Lt-Col. G.F.P. Bradbrooke

Lieutenant-Colonel G.F.P. Bradbrooke
1st Canadian Parachute Battalion

No matter how many jumps a fellow makes, he’s scared. He jumps from a height of 400 feet, and has about nine seconds to reach the ground. There isn’t time to make mistakes.

(Quoted in Star Phoenix, 25 Sep 1942, 3)

Born in Yorkton, Saskatchewan on 14 March 1912, George Frederick Preston Bradbrooke was a graduate of the University of Saskatchewan and an accountant in Regina. The son of a First World War colonel, he was also nephew of Brigadier G.R. Bradbrooke of 5th Armoured Brigade. He mobilized with the Saskatoon Light Infantry in 1939 and participated in the bloodless Spitzbergen raid of August-September 1941.

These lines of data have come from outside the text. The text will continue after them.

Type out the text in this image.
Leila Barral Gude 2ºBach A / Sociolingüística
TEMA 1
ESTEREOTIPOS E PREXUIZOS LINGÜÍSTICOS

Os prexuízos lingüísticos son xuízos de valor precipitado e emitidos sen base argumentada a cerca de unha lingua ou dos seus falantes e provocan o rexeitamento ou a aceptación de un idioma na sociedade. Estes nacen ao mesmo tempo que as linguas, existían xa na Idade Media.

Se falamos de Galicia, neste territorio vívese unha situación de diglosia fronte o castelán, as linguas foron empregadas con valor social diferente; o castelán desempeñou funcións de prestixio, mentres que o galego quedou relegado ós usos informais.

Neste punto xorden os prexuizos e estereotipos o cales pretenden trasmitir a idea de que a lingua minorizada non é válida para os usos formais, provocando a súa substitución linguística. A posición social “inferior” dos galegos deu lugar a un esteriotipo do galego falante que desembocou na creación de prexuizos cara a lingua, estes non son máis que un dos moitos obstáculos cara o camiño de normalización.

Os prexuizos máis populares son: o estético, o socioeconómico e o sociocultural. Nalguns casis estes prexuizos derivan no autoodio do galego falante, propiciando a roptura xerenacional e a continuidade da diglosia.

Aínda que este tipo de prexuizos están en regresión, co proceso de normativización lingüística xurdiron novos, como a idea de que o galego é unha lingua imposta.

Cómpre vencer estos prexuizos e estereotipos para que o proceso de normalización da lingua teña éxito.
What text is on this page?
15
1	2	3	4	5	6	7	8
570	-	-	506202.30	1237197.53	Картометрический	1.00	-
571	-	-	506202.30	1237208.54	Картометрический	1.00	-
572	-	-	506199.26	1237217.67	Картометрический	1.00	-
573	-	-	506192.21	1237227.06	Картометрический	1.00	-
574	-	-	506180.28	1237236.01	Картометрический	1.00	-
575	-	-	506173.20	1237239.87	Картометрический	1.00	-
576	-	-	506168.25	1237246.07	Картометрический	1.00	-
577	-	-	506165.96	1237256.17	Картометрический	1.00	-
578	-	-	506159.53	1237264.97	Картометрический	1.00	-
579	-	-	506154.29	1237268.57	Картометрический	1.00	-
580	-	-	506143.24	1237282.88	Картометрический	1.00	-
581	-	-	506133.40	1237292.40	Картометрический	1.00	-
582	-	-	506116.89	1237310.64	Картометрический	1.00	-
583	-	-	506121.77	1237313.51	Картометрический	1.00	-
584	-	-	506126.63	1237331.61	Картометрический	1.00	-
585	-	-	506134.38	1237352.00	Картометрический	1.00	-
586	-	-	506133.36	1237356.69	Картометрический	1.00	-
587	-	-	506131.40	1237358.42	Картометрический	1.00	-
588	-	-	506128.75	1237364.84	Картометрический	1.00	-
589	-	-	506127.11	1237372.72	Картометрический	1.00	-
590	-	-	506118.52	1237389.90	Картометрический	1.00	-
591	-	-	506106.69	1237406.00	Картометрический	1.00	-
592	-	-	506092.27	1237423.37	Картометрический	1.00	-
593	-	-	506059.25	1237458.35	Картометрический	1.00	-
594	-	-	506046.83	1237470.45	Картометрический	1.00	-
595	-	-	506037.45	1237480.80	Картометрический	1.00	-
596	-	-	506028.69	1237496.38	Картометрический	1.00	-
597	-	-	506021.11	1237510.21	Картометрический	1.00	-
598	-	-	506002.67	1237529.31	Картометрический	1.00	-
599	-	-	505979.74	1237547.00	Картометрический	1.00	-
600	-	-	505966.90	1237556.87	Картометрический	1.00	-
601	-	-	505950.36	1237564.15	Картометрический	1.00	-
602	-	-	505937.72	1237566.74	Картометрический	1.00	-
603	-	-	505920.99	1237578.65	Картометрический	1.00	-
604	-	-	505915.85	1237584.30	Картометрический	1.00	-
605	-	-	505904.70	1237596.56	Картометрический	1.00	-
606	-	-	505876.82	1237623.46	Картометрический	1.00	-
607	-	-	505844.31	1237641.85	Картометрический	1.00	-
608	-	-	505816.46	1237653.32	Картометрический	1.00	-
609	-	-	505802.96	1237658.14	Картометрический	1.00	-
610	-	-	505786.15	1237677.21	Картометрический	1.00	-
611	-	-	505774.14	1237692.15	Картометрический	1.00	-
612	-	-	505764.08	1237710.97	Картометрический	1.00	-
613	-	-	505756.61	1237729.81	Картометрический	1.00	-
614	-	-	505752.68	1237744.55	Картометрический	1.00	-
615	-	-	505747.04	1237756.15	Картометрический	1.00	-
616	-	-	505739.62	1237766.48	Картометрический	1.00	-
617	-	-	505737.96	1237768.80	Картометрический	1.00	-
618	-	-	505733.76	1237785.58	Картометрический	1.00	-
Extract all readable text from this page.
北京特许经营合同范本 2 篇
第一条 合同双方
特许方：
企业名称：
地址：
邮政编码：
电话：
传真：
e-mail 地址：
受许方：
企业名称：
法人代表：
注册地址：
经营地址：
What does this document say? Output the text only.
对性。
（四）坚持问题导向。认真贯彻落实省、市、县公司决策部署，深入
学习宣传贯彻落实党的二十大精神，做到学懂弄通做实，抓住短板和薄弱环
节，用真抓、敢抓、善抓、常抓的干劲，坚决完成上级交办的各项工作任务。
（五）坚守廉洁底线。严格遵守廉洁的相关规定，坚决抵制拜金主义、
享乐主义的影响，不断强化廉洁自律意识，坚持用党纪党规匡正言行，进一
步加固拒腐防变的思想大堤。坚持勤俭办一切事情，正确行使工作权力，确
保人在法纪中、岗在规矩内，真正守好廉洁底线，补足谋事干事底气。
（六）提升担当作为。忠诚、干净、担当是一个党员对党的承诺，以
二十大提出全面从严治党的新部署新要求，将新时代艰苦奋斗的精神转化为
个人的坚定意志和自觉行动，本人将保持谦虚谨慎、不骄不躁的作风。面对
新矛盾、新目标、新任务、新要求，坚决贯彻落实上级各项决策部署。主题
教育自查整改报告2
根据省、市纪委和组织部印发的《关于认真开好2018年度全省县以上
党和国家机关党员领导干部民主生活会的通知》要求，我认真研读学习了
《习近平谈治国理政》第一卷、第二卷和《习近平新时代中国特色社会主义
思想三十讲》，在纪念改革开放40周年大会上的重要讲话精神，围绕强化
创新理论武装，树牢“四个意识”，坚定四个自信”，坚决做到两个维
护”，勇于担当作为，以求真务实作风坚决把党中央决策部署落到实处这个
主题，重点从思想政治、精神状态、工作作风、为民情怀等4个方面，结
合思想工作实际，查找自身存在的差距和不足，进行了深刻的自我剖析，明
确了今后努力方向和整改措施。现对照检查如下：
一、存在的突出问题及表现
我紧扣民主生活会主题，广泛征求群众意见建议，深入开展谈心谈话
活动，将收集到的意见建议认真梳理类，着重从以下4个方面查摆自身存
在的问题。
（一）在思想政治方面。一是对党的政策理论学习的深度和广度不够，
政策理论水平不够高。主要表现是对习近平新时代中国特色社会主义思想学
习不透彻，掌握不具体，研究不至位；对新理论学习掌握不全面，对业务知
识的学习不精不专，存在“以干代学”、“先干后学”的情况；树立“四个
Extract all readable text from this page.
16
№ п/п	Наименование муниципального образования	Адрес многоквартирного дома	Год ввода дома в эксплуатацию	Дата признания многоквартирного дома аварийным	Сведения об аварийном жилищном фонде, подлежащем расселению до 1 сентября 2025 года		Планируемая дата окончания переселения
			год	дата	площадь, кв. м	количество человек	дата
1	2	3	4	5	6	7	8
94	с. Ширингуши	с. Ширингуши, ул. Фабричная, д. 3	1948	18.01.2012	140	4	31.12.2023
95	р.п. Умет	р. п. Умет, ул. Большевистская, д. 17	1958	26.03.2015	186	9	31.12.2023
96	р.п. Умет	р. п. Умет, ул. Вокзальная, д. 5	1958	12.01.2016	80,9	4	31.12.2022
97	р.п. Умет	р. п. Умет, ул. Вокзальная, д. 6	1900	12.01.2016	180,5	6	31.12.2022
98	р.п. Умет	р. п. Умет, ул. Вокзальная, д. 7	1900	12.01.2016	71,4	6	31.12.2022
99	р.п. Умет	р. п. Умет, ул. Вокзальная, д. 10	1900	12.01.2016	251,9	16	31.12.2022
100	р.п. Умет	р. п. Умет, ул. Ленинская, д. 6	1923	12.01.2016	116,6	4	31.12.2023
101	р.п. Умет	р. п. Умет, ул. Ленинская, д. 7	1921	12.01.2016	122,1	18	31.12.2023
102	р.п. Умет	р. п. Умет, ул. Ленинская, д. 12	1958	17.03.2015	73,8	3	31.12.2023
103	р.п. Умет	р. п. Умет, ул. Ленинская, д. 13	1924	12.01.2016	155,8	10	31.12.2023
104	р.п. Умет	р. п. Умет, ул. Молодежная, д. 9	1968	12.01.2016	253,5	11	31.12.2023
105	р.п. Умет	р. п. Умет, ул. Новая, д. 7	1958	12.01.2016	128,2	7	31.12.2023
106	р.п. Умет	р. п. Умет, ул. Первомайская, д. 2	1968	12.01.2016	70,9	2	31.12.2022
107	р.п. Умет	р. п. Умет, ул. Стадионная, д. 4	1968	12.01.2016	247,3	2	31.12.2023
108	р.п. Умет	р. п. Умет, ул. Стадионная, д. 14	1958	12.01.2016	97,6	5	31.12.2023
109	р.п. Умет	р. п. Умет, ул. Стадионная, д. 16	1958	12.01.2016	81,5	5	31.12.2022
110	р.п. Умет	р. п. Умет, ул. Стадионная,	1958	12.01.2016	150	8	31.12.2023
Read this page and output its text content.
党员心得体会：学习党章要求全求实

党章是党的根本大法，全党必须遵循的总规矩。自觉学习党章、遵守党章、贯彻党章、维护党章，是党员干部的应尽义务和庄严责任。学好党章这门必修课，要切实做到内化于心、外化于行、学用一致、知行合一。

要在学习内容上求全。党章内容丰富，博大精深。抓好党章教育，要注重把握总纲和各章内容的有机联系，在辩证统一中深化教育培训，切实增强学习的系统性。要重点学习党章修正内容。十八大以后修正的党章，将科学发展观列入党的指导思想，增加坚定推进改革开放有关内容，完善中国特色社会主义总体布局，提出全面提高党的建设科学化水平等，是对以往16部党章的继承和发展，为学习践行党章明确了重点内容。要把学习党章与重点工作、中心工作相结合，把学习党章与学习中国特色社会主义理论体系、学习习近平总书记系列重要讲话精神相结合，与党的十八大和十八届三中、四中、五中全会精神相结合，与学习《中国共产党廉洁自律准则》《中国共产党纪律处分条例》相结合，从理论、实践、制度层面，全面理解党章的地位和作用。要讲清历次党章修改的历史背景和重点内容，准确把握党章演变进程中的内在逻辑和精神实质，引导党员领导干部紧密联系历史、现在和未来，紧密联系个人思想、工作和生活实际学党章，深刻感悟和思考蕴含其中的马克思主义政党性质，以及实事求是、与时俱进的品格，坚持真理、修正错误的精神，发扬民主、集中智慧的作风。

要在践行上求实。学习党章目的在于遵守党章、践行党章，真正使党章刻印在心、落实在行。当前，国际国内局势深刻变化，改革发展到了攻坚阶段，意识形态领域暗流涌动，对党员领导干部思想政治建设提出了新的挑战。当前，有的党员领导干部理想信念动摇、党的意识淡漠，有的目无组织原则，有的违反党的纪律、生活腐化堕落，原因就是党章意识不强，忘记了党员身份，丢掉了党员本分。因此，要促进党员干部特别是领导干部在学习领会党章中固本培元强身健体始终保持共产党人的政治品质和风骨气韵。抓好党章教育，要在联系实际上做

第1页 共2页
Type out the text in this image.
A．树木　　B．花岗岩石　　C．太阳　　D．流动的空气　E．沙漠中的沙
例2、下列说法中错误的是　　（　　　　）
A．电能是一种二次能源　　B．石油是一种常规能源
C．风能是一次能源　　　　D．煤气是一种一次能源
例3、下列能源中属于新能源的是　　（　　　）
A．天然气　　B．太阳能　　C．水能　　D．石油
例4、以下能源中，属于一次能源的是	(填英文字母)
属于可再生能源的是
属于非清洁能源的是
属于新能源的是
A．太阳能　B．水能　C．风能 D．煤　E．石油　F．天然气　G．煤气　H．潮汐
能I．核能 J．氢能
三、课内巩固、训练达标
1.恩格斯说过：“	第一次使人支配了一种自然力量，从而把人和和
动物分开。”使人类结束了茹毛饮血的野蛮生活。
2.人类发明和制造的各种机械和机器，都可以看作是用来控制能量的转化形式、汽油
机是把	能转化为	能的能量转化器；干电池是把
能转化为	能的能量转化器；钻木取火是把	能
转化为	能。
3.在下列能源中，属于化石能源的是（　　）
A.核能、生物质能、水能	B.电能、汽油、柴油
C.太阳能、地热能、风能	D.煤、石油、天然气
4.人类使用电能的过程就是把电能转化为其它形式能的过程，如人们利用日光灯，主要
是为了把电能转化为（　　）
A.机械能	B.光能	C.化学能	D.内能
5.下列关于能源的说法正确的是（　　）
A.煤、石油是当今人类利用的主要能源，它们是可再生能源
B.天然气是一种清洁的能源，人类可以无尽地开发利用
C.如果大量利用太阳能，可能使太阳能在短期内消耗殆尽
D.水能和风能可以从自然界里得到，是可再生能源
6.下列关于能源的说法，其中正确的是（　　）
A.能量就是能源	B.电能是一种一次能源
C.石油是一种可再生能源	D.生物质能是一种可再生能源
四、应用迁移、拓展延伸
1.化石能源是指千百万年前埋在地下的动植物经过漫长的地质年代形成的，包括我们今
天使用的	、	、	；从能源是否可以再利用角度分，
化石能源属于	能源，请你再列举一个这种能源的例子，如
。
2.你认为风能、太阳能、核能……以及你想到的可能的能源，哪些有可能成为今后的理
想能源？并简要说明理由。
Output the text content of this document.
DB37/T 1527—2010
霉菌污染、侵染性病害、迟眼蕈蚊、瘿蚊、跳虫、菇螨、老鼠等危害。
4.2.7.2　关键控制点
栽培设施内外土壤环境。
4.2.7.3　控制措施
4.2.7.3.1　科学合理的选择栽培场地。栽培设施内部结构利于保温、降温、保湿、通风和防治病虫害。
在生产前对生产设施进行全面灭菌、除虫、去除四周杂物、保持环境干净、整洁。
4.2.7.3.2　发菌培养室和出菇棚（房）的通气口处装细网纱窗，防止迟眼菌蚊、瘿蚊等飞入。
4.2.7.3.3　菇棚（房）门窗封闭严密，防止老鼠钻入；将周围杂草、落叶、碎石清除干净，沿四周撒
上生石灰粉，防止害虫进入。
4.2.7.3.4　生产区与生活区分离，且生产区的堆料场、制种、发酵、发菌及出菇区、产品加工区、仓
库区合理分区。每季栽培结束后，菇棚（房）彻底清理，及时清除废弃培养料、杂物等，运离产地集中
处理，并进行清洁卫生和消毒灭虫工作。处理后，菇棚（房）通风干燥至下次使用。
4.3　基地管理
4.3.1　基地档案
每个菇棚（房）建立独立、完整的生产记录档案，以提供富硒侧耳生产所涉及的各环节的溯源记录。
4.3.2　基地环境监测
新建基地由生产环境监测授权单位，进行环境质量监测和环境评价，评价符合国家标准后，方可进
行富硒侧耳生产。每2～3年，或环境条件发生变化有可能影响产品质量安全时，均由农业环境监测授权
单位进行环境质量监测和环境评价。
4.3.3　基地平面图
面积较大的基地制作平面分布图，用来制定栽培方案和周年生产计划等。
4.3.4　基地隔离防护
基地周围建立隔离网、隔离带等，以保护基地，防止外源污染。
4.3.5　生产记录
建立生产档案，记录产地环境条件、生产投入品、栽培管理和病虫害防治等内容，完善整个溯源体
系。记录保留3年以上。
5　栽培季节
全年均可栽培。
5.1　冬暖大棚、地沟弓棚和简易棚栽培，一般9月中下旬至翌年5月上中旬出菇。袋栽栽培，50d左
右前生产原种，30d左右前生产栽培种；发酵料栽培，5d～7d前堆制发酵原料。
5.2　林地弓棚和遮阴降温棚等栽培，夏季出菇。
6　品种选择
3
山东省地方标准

With a promotion to major, he volunteered for the newly formed 1st Canadian Parachute Battalion and underwent training in England. At thirty-years old, he became the youngest battalion commander of any Canadian formation in October 1942. Two months later, the battalion set up headquarters in Fort Benning, Georgia, where his predecessor Major Hilton D. Proctor had been killed in a jump accident on 7 September.

In July 1943, the battalion departed for the United Kingdom where it became part of 3rd Parachute Brigade, British 6th Airborne Division. After another year of training, the 1st Canadian Parachute Battalion was dropped in Normandy on the morning of 6 June 1944 hours ahead of the D-Day landings.

During the fighting over the next three months, Bradbrooke proved less effective as a combat leader. Soldiers felt “he should have been assigned to a desk” and superiors worried he showed signs of nerves. Brigadier James Hill of 3rd Parachute Brigade judged him as a “good administrator, a very good CO in peacetime and an intrepid parachutists.” On 23 August, Bradbrooke was relieved and posted to Canadian military headquarters in London. He was temporarily replaced by Major G.F. Eadie until the battalion returned to England. In September 1944, Major Jeff Nicklin assumed command.

In an interview decades later, veteran Bob Carlton described Bradbooke as the “black sheep” of the battalion before he was “kicked upstairs,” and then largely forgotten in the annals of Canadian airborne troops. Carlton felt superiors had replaced him because Bradbrooke “wasn’t inspiring enough VCs.”

He retired from the army in May 1946 and eventually moved to England. He died in London on 14 December 1993.